Becoming the statistic
We live in a statistics dominated world.
Data has become the currency of the globalized digitally integrated realm, and trying to understand that data in the concise, short, visual format more and more people demand on their platforms means statistics. Lots of them.
Dominated by algorithms — fancy terms for statistics and data computations — that tailor the information and data we are all inhaling digitally. Health care, politics, education, anything involving complex issues gets compressed into a data set for public consumption. And, since the interpretation of that data can be creatively controlled to find a statistic to say anything about any topic, statistics is the tool of choice of news media, content creators, academics, reporters, consumers, commentators… statistics are becoming the universal medium for discourse.

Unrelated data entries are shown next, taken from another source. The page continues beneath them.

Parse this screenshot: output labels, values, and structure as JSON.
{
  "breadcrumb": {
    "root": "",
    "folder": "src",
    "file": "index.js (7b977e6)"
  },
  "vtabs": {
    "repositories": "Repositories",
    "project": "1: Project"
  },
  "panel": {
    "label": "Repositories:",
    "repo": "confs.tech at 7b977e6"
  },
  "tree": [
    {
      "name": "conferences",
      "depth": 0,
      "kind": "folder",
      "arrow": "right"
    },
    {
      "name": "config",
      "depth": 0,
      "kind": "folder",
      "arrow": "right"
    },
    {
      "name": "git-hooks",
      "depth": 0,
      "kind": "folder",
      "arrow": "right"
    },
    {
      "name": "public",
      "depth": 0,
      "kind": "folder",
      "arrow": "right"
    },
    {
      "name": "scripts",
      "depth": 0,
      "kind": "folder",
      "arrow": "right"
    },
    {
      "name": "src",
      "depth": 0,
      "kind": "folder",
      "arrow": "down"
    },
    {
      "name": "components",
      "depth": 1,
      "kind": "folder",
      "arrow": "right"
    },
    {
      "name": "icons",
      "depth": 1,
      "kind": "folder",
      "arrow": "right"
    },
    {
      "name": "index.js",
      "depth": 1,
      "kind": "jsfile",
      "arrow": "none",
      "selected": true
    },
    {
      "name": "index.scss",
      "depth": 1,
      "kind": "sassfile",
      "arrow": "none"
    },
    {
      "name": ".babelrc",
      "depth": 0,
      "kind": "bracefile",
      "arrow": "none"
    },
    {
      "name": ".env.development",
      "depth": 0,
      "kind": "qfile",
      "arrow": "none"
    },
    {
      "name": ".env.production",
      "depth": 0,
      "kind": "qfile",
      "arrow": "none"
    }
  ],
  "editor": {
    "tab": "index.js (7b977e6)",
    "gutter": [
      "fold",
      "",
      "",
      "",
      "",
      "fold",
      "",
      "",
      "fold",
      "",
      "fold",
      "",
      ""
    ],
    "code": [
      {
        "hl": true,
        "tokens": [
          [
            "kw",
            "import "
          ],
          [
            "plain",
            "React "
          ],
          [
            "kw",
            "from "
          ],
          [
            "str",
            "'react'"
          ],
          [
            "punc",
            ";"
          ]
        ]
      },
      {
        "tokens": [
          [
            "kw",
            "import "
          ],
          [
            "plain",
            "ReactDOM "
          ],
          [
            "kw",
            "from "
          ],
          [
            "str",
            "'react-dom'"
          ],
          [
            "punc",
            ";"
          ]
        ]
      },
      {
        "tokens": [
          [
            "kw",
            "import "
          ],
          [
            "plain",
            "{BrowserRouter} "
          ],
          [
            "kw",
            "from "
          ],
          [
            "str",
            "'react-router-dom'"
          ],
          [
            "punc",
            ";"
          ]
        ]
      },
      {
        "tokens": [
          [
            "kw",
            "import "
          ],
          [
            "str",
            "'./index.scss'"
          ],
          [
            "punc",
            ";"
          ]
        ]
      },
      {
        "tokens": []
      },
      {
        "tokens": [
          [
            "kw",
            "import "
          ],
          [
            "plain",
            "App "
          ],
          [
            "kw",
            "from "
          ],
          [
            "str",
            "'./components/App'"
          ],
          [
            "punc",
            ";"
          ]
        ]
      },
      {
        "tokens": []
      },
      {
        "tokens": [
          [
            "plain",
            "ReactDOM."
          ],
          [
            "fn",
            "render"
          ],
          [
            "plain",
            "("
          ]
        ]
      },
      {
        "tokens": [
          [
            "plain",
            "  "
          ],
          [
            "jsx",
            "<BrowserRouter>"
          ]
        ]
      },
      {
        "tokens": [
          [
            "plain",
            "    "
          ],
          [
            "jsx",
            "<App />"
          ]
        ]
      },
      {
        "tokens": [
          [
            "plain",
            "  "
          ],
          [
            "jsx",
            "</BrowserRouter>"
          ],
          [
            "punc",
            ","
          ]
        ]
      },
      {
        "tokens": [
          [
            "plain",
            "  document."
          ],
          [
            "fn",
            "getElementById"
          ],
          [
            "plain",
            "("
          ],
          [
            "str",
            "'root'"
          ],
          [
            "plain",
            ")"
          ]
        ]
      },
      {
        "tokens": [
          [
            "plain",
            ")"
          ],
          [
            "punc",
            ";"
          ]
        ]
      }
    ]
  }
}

Not always for good. The late, great wordsmith Vin Scully correctly observed, “Statistics are used much like a drunk uses a lamppost: for support, not illumination.” I’m guilty as well. I’ve crutched some iffy prose up to its feet with some statistical shenanigans in my writing career. Those who have never once been tempted to put the best-looking number at the top of the PowerPoint slide or email, cast the first stone.
Which means statistics are also becoming white noise that blends into the news cycles as numbers and visual graphics alone do not have the impact they might otherwise have. A national debt in tens of trillions of dollars is not a number that gets any attention or traction because it is a not relatable, farcical number. Crime stats waved like a bloody shirt for those wanting to rail against them, while the same set of numbers can be manipulated to show crime is down for those in charge. The statistics of those killed, maimed and left with ruined lives worldwide only seem to make a dent in the American news consumer who cares about a specific people group in a specific place for the most part, and to our shame.
Medical statistics can be even more formidable, combining raw numbers with complex nomenclature of personal issues most would rather not discuss in public even if they could pronounce all the words. I’ve read for several years covering other health care issues and how things like early onset colorectal cancers are exploding, not just in America but worldwide, among younger and younger folks.
It became personal when a friend and young mother from my church was diagnosed with Stage 4 colorectal cancer in her early 30s, and when a family member died after years of health issues stemming from a colon cancer diagnosis that was not immediately and aggressively treated. But mostly those were stats somewhere in the background noise of all the other statistics that I assault my brain with.
Until my own doctor called to tell me I have colorectal cancer, it was invasive, and we needed to be aggressive in response.
The standard for getting colonoscopies is 45 years old unless you have mitigating factors. Which I have. I have been getting colonoscopies for years, usually paired with one of the scores of endoscopies I’ve had with all my GI issues over the years. But here I am, a statistic in the under 50 early onset colorectal cancer story. Statistics did not find my cancer, my amazing doctor being on top of his game did, making sure I got the procedure that found cancer that otherwise would not have been found until much later, possibly, probably too much later.
Knowledge that this type of cancer in my age cohort is feared to double in the next five years does not really shed light on my current situation. The information that while this type is increasing by 1 to 2% yearly for adults under 50 couples with the knowledge the disease is now a leading cause of death for men and second leading cause of death for women under 50 is sobering. The statistics that the five-year relative survival rate is 64-65% in America, but jumps up over 90% if caught early and remaining confined to the colon or rectum, is news folks can use and be heartened by.
At the core of this statistical dispensation of time we live in, especially digitally, is a need to simplify a complex world so we can understand it quickly with minimal effort in a relatable way. Those efforts are fated to find the world is too big to quantify, so most folks settle for measuring what we can understand. That little bit of purposeful disconnect is where much of our news and information economy is living at the moment, measuring only what we understand and can reach, awash in statistics and opinions thusly self-constrained.
Unless, and mostly inevitably until, you yourself become the statistic and your news and information world gets recalibrated. Which mine did. I have an exceptional team of doctors, a loving family and friend network, and tremendous support from all sorts of places. The statistic I am focused on is being in the group that fights cancer off to the side and goes on to other things. As I do those other things, I will take the lesson of respecting statistics I did not pay enough attention to while being thankful my doctors did. And learn from it. And tell others to get their medical screenings and tests, and be more discerning of the news cycle, and be as prepared as you can be for whatever statistic you might find yourself becoming.